Like Moody’s, the IMF notes an im­proved fis­cal bal­ance, mean­ing that the Gov­ern­ment mod­er­at­ed its ex­pen­di­ture rel­a­tive to its rev­enue. How­ev­er, it does not ex­pect this trend to con­tin­ue in the short run and ex­pects the 2024 deficit to be twice as large. But the gen­er­al tone of the re­port is pos­i­tive, not­ing that it ex­pects growth to con­tin­ue in the medi­um term based on the strength of the non-en­er­gy sec­tor. This non-en­er­gy sec­tor, how­ev­er, is not well de­fined. The petro­chem­i­cal sec­tor is now in­clud­ed in the man­u­fac­tur­ing sec­tor and there­fore counts as part of the non-en­er­gy sec­tor. This com­pli­cates things as petro­chem­i­cal man­u­fac­tur­ing de­pends on nat­ur­al gas pro­duc­tion, a com­pli­ca­tion left unclar­i­fied in the re­port.  

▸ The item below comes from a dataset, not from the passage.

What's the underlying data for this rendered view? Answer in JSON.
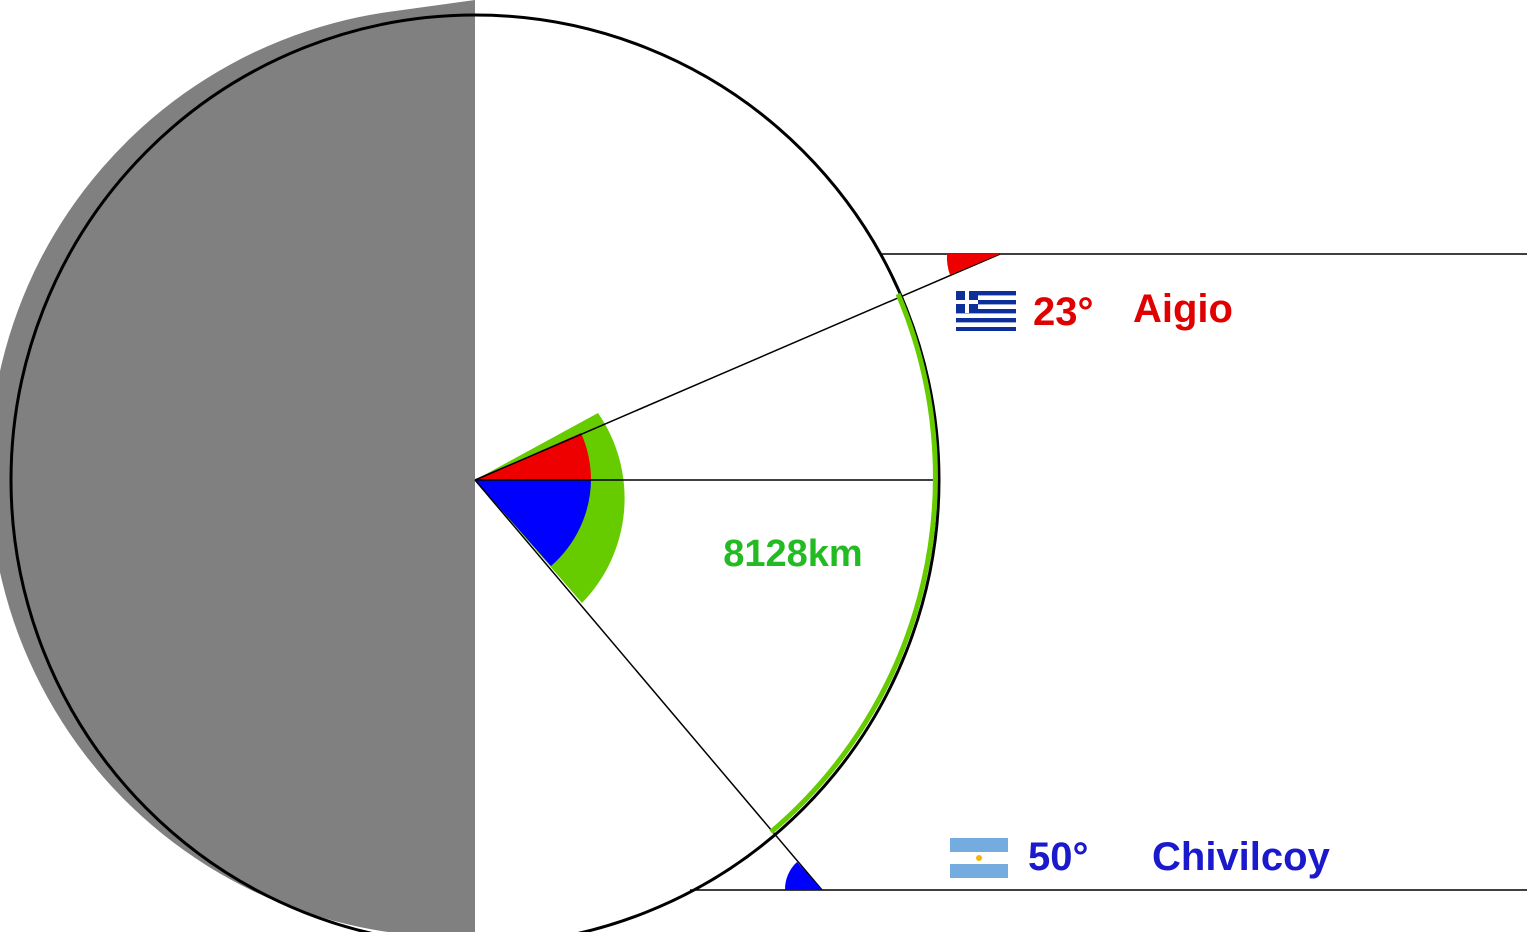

Like Moody’s, the IMF al­so notes the strong fis­cal buffers (HSF and Forex re­serves) as pos­i­tives. It al­so wel­comed “the au­thor­i­ties” ef­forts to en­hance rev­enue mo­bil­i­sa­tion,” mean­ing the GORTT’s ef­forts to in­crease tax­a­tion (eg, prop­er­ty tax, gam­bling tax, and the op­er­a­tional­i­sa­tion of the T&T Rev­enue Au­thor­i­ty). It al­so sug­gest­ed that the Gov­ern­ment should tax the en­er­gy sec­tor more by ad­just­ing the fis­cal regime, boost­ing non-en­er­gy rev­enue, and strength­en­ing tax com­pli­ance and ad­min­is­tra­tion.

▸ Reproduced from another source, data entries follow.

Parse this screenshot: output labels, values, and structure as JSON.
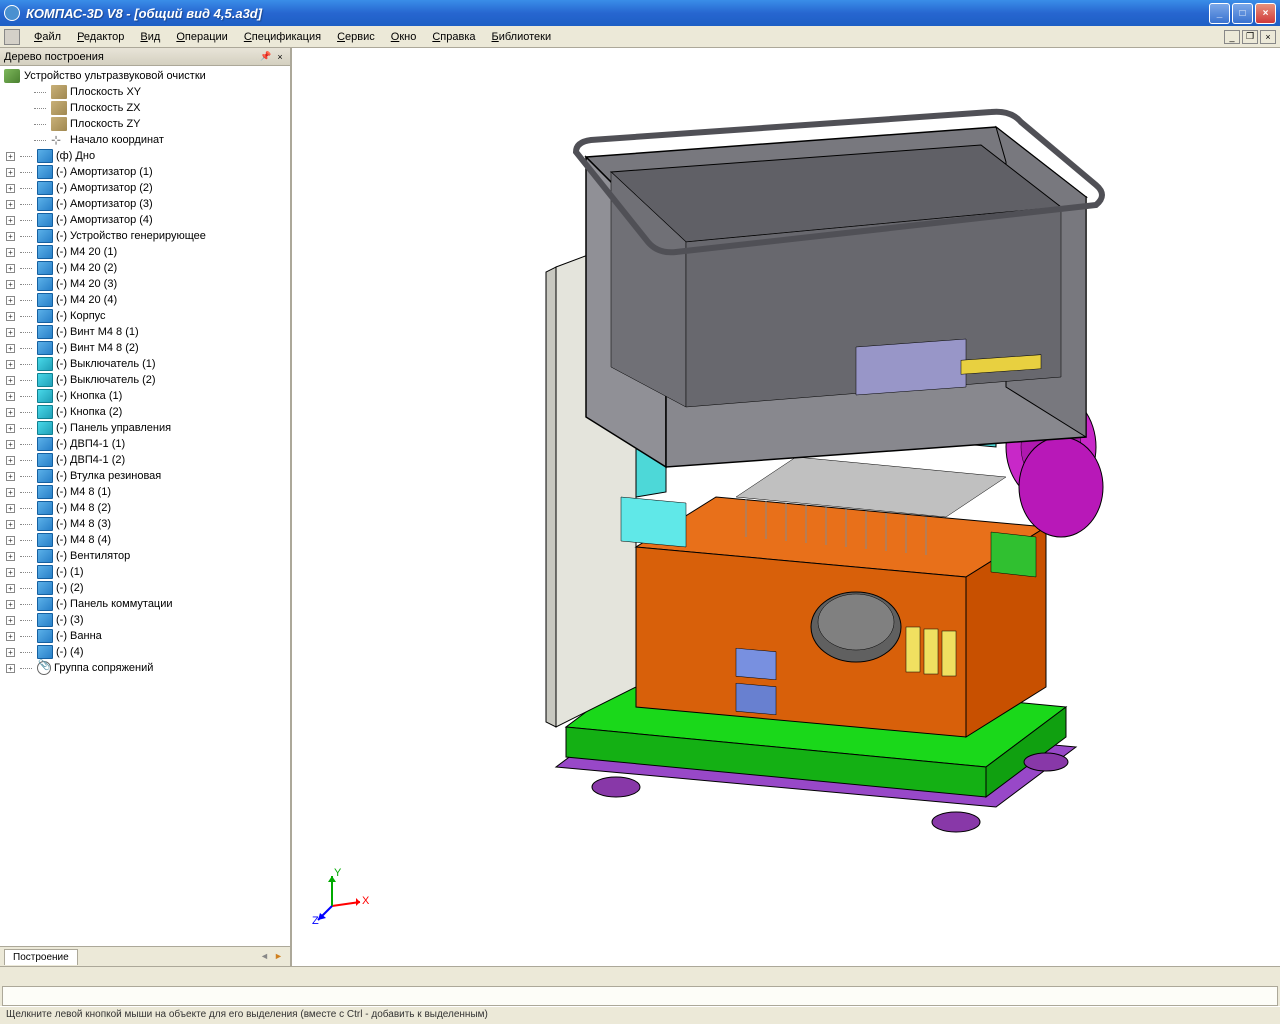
{
  "title": "КОМПАС-3D V8 - [общий вид 4,5.a3d]",
  "menu": [
    "Файл",
    "Редактор",
    "Вид",
    "Операции",
    "Спецификация",
    "Сервис",
    "Окно",
    "Справка",
    "Библиотеки"
  ],
  "panel": {
    "title": "Дерево построения",
    "footer_tab": "Построение"
  },
  "tree": {
    "root": "Устройство ультразвуковой очистки",
    "planes": [
      "Плоскость XY",
      "Плоскость ZX",
      "Плоскость ZY"
    ],
    "origin": "Начало координат",
    "parts": [
      {
        "label": "(ф) Дно",
        "icon": "part"
      },
      {
        "label": "(-) Амортизатор (1)",
        "icon": "part"
      },
      {
        "label": "(-) Амортизатор (2)",
        "icon": "part"
      },
      {
        "label": "(-) Амортизатор (3)",
        "icon": "part"
      },
      {
        "label": "(-) Амортизатор (4)",
        "icon": "part"
      },
      {
        "label": "(-) Устройство генерирующее",
        "icon": "part"
      },
      {
        "label": "(-) М4 20 (1)",
        "icon": "part"
      },
      {
        "label": "(-) М4 20 (2)",
        "icon": "part"
      },
      {
        "label": "(-) М4 20 (3)",
        "icon": "part"
      },
      {
        "label": "(-) М4 20 (4)",
        "icon": "part"
      },
      {
        "label": "(-) Корпус",
        "icon": "part"
      },
      {
        "label": "(-) Винт М4 8 (1)",
        "icon": "part"
      },
      {
        "label": "(-) Винт М4 8 (2)",
        "icon": "part"
      },
      {
        "label": "(-) Выключатель (1)",
        "icon": "part2"
      },
      {
        "label": "(-) Выключатель (2)",
        "icon": "part2"
      },
      {
        "label": "(-) Кнопка (1)",
        "icon": "part2"
      },
      {
        "label": "(-) Кнопка (2)",
        "icon": "part2"
      },
      {
        "label": "(-) Панель управления",
        "icon": "part2"
      },
      {
        "label": "(-) ДВП4-1 (1)",
        "icon": "part"
      },
      {
        "label": "(-) ДВП4-1 (2)",
        "icon": "part"
      },
      {
        "label": "(-) Втулка резиновая",
        "icon": "part"
      },
      {
        "label": "(-) М4 8 (1)",
        "icon": "part"
      },
      {
        "label": "(-) М4 8 (2)",
        "icon": "part"
      },
      {
        "label": "(-) М4 8 (3)",
        "icon": "part"
      },
      {
        "label": "(-) М4 8 (4)",
        "icon": "part"
      },
      {
        "label": "(-) Вентилятор",
        "icon": "part"
      },
      {
        "label": "(-)  (1)",
        "icon": "part"
      },
      {
        "label": "(-)  (2)",
        "icon": "part"
      },
      {
        "label": "(-) Панель коммутации",
        "icon": "part"
      },
      {
        "label": "(-)  (3)",
        "icon": "part"
      },
      {
        "label": "(-) Ванна",
        "icon": "part"
      },
      {
        "label": "(-)  (4)",
        "icon": "part"
      }
    ],
    "mates": "Группа сопряжений"
  },
  "status": "Щелкните левой кнопкой мыши на объекте для его выделения (вместе с Ctrl - добавить к выделенным)",
  "axis": {
    "x": "X",
    "y": "Y",
    "z": "Z",
    "x_color": "#ff0000",
    "y_color": "#00aa00",
    "z_color": "#0000ff"
  },
  "model_colors": {
    "tank": "#8a8a92",
    "tank_rim": "#6a6a72",
    "panel": "#9896c8",
    "frame_cyan": "#4dd8d8",
    "pcb": "#e8701a",
    "base_green": "#1ad81a",
    "base_purple": "#9848c8",
    "fan_magenta": "#c828c8",
    "cap_blue": "#5870d8",
    "comp_yellow": "#f0e060",
    "comp_green": "#30c030",
    "heatsink": "#b8b8b8",
    "housing": "#d8d8d0",
    "foot": "#8838a8"
  }
}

The IMF’s out­look as­sumes im­proved tax­a­tion, man­ag­ing gov­ern­ment ex­pen­di­ture more tight­ly and boost­ing fu­ture nat­ur­al gas pro­duc­tion. But it al­so rais­es some im­por­tant red flags. Whilst it sug­gests con­tin­ued growth in the medi­um term it re­mains silent on the size of the growth rate. If re­al growth re­mains low the coun­try will not be able to main­tain the gen­er­ous lev­el of trans­fers and sub­si­dies which ac­count for ap­prox­i­mate­ly 50 per cent of GORTT ex­pen­di­ture. In­stead, it speaks to the need for fis­cal dis­ci­pline, a “rules-based medi­um-term fis­cal frame­work will en­hance fis­cal dis­ci­pline, avoid pro­cycli­cal spend­ing, and mit­i­gate fis­cal risks.” How many politi­cians will agree to that giv­en the in­her­ent lim­i­ta­tion on spend­ing?

Gov­ern­ment pub­li­cists will speak to the fact that the IMF re­port is pos­i­tive on medi­um-term growth be­cause it is con­sis­tent with the elec­toral five-year cy­cle. Big­ger risks con­tin­ue be­yond the elec­toral cy­cle, for ex­am­ple, the abil­i­ty to gen­er­ate for­eign ex­change. The warn­ing is very sub­tle. The glob­al en­er­gy tran­si­tion “will im­pact the vi­a­bil­i­ty of fos­sil fu­el ex­trac­tion and re­sult in low­er gov­ern­ment rev­enues. To avoid dis­rup­tive pol­i­cy ad­just­ments, it is im­por­tant to de­sign a sus­tain­able long-term fis­cal strat­e­gy.”

This is very diplo­mat­ic lan­guage as is the ar­gu­ment that there is a struc­tur­al im­bal­ance in the for­eign ex­change mar­ket which can­not be ad­dressed by us­ing the cur­rent oli­gop­o­lis­tic “ra­tioning” sys­tem (my words). It says ad­dress­ing this weak­ness is a pri­or­i­ty. The cur­rent ap­proach main­tains the ex­ist­ing busi­ness struc­ture and does not fa­cil­i­tate change

How can there be growth, sta­bil­i­ty and re­silience in the medi­um term if the so­cial se­cu­ri­ty sys­tem is fi­nan­cial­ly un­sus­tain­able? Eco­nom­ic growth is pred­i­cat­ed on in­vest­ment ex­pen­di­ture, in­vest­ing for the fu­ture which in turn de­pends on sav­ings for the long term. This means pen­sion mon­ey. The IMF qui­et­ly points out the po­ten­tial fis­cal risks posed by the widen­ing fis­cal deficit in the Na­tion­al In­sur­ance sys­tem but avoids ad­dress­ing the big­ger risk posed by the Gov­ern­ment’s un­fund­ed pen­sion plan to its pub­lic sec­tor em­ploy­ees which is a mul­ti­ple (3X) of the NIB fund. Chang­ing the re­tire­ment age is on­ly a small step in a se­ries of steps that need to be im­ple­ment­ed with some ur­gency

If these two re­ports were fo­cused on pro­vid­ing an eval­u­a­tive sum­ma­ry they would both say that there has been some im­prove­ment, but a con­sid­er­ably greater ef­fort is re­quired.